David Weinberger has a long and insightful post in which he declares that anonymity should be the default in the construction of new digital identity solutions. And, because several of the leading ID systems now in development function as interoperable platforms, he fears that this principle will not prevail:
My fear is that we are in the process of building a new platform for identity in order to address some specific problems. We will create a system that, like packaged software, has defaults built in. The most important defaults in this case will not be the ones explicitly built into the system by the software designers. The most important defaults will be set by the contingencies of an economic marketplace that does not particularly value anonymity, privacy, dissent, social role playing, the exploration of what one is ashamed of, and the pure delight of wearing masks in public. Economics will drive the social norms away from the social values emerging. That is my fear.
David also links to comment all over the techie blogoshphere on this and related threads, including thoughts from several identity gurus, including Ben Laurie, Kim Cameron, and Eric Norlin (both here and here).
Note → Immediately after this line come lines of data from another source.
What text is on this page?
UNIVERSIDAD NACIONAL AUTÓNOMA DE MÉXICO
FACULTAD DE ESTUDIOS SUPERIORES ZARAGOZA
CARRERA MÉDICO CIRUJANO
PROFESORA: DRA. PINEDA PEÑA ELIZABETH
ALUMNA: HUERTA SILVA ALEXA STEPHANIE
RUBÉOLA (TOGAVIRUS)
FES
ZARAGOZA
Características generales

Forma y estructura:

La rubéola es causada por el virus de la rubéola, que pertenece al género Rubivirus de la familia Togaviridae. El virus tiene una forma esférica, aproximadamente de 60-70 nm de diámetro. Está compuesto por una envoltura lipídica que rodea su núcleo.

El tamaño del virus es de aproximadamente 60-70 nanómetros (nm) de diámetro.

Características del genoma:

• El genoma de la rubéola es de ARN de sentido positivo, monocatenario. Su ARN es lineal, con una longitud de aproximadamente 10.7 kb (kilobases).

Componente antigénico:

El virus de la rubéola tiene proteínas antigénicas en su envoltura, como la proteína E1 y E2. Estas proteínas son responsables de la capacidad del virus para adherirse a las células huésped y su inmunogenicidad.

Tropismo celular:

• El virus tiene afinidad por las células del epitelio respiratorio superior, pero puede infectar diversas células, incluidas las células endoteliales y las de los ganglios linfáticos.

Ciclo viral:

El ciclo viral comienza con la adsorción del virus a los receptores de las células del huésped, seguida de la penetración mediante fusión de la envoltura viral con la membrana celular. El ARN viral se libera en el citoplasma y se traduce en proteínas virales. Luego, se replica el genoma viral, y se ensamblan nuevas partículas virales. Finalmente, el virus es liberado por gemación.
Follow the trackbacks and there are even more posts.
As I have discovered repeatedly when navigating the digital ID/anonymity space, this discourse quickly gets bogged down in a thicket of definitional quibbling and cross-talk about first principles. The posts linked above exhibit some of these pathologies. Nevertheless, taken together they are a thought-provoking thread.
I was especially taken with a distinction drawn by Tom Maddox (accompanied by still more links!) between anonymity and pseudonymity. I think Dave Kearns makes the same point but calls the result “privacy.” By whatever name, this is similar to arguments I have made at Berkman and elsewhere. I think the most effective preservation of control over your “digital person” is probably to split that person into a few different digital identities, each reserved for different functions. The tricks will be to see how the defaults work:
- Will the various digital identity platforms coming down the pike make splitting the self easy for the average internet user who wants that sort of unlinkability but whose time constraints and technical prowess make it hard?
- Will nontechnical factors permit such pseudonymity — that is, will Bigstore.com accept a pseudonymous customer when they have the ability to demand a verified and detailed digital identity?
That circles right back to David’s original point about anonymity as the default position and the way that building a digital identity platform may undermine that principle. As usual, it seems like Dr. Weinberger has it about right.